In the book and the animated film, a father is challenged to help his young daughter achieve the perfect styling for a momentous day.
“I thought it would be an important film to see come to life,” Hawkins said. “I was hitting up anybody I could.”
The project attracted some important figures in entertainment and sports industries, including former NBA players Harrison Barnes and Dwyane Wade, Dreamworks director Peter Ramsey, “Keanu” writer and star Jordan Peele, and more.
“It's been really good. It's an amazing story,” Hawkins said.
Owens is part of a 34-person animation team.

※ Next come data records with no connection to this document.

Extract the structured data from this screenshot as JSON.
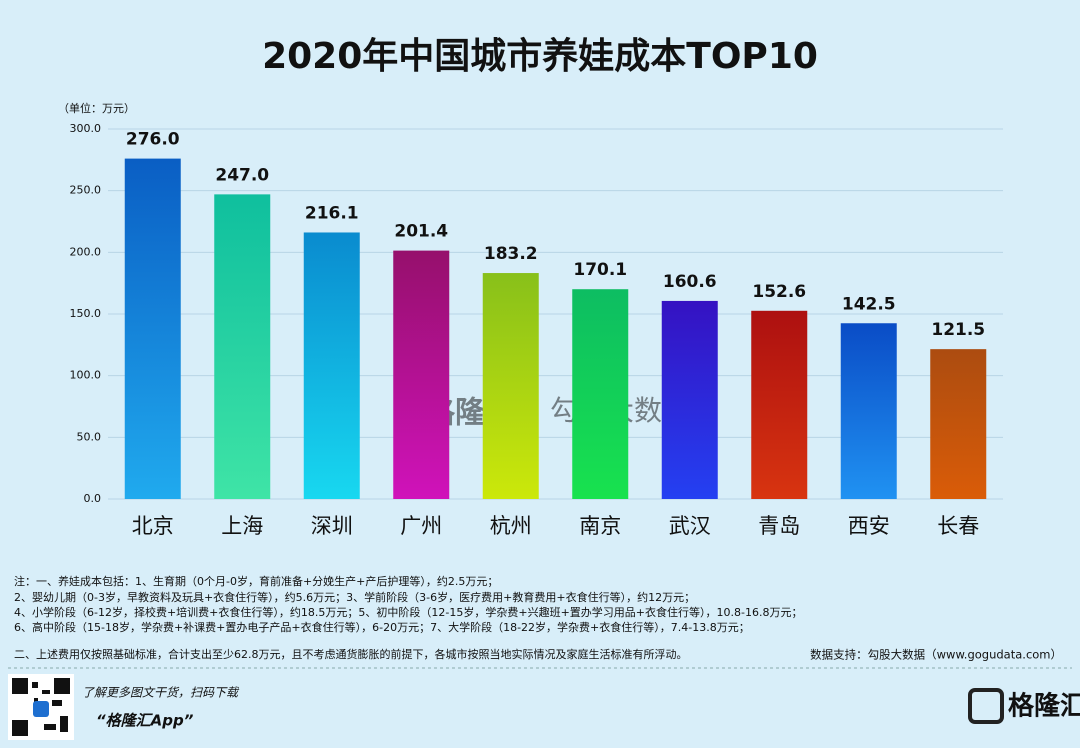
{
  "chart_data": {
    "type": "bar",
    "title": "2020年中国城市养娃成本TOP10",
    "y_label": "（单位：万元）",
    "categories": [
      "北京",
      "上海",
      "深圳",
      "广州",
      "杭州",
      "南京",
      "武汉",
      "青岛",
      "西安",
      "长春"
    ],
    "values": [
      276.0,
      247.0,
      216.1,
      201.4,
      183.2,
      170.1,
      160.6,
      152.6,
      142.5,
      121.5
    ],
    "value_labels": [
      "276.0",
      "247.0",
      "216.1",
      "201.4",
      "183.2",
      "170.1",
      "160.6",
      "152.6",
      "142.5",
      "121.5"
    ],
    "colors": [
      [
        "#0a5ec4",
        "#20aaee"
      ],
      [
        "#0fbf9e",
        "#3fe4a6"
      ],
      [
        "#0a8bcf",
        "#18d8f0"
      ],
      [
        "#96106c",
        "#d012ba"
      ],
      [
        "#88c01a",
        "#cce80a"
      ],
      [
        "#0dbd62",
        "#18e24e"
      ],
      [
        "#3512c2",
        "#2440f2"
      ],
      [
        "#ad1010",
        "#d83410"
      ],
      [
        "#0a4cc6",
        "#2092f2"
      ],
      [
        "#ac4c10",
        "#da5c08"
      ]
    ],
    "ylim": [
      0,
      300
    ],
    "yticks": [
      {
        "value": 0,
        "label": "0.0"
      },
      {
        "value": 50,
        "label": "50.0"
      },
      {
        "value": 100,
        "label": "100.0"
      },
      {
        "value": 150,
        "label": "150.0"
      },
      {
        "value": 200,
        "label": "200.0"
      },
      {
        "value": 250,
        "label": "250.0"
      },
      {
        "value": 300,
        "label": "300.0"
      }
    ],
    "grid": true
  },
  "watermark": {
    "left": "格隆汇",
    "right": "勾股大数据"
  },
  "notes": [
    "注：一、养娃成本包括：1、生育期（0个月-0岁，育前准备+分娩生产+产后护理等），约2.5万元；",
    "2、婴幼儿期（0-3岁，早教资料及玩具+衣食住行等），约5.6万元；3、学前阶段（3-6岁，医疗费用+教育费用+衣食住行等），约12万元；",
    "4、小学阶段（6-12岁，择校费+培训费+衣食住行等），约18.5万元；5、初中阶段（12-15岁，学杂费+兴趣班+置办学习用品+衣食住行等），10.8-16.8万元；",
    "6、高中阶段（15-18岁，学杂费+补课费+置办电子产品+衣食住行等），6-20万元；7、大学阶段（18-22岁，学杂费+衣食住行等），7.4-13.8万元；",
    "二、上述费用仅按照基础标准，合计支出至少62.8万元，且不考虑通货膨胀的前提下，各城市按照当地实际情况及家庭生活标准有所浮动。"
  ],
  "source": "数据支持：勾股大数据（www.gogudata.com）",
  "footer": {
    "prompt": "了解更多图文干货，扫码下载",
    "app": "“格隆汇App”",
    "logo": "格隆汇"
  }
}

“They were people all over the country working on this stuff,” Owens said. “That's how these things get done.”
Each animator is given a scene or scenes to work on. Owen's work includes the daughter waking up and greeting her cat and a scene in which the father goes into a fight ring to battle the hair monster.
“They are small chunks of the film,” he said.
The rough scenes are submitted to the directors for notes and instructions for refinement until all the animators' work is compiled and digitally “smoothed” into the final product.
Team members knew “Hair Love” was in the final selections for Oscar nomination. Cherry, Hawkins and others producers and directors gathered in a Los Angeles area home to watch the nominations announcements, which began at 5:18 a.m., Pacific Time, on Jan. 13.
“It was amazing,” Hawkins said, recalling the early-morning excitement. “The phone started blowing up. It was really cool.”
The directors' party was recorded and posted online for other team members. Owens watched later the same day and learned “Hair Love” was nominated.
“I was watching a video of the watch party,” Owens said. “They were all losing their minds in the room.”
Owens has been working in animation for more than two decades. While studying film and animation at Columbia College Chicago, he launched his career as an animator on “The Animaniacs." He was working with Hanna-Barbera veteran Jon McClenahan.
He met his wife and fellow-animator Wendie Owens while working on “The Animaniacs.” The couple now operate their own animation studio, WOMO Studio in St. Paul.
His parents, David and Kathleen Owens, live in Upper Yoder Township.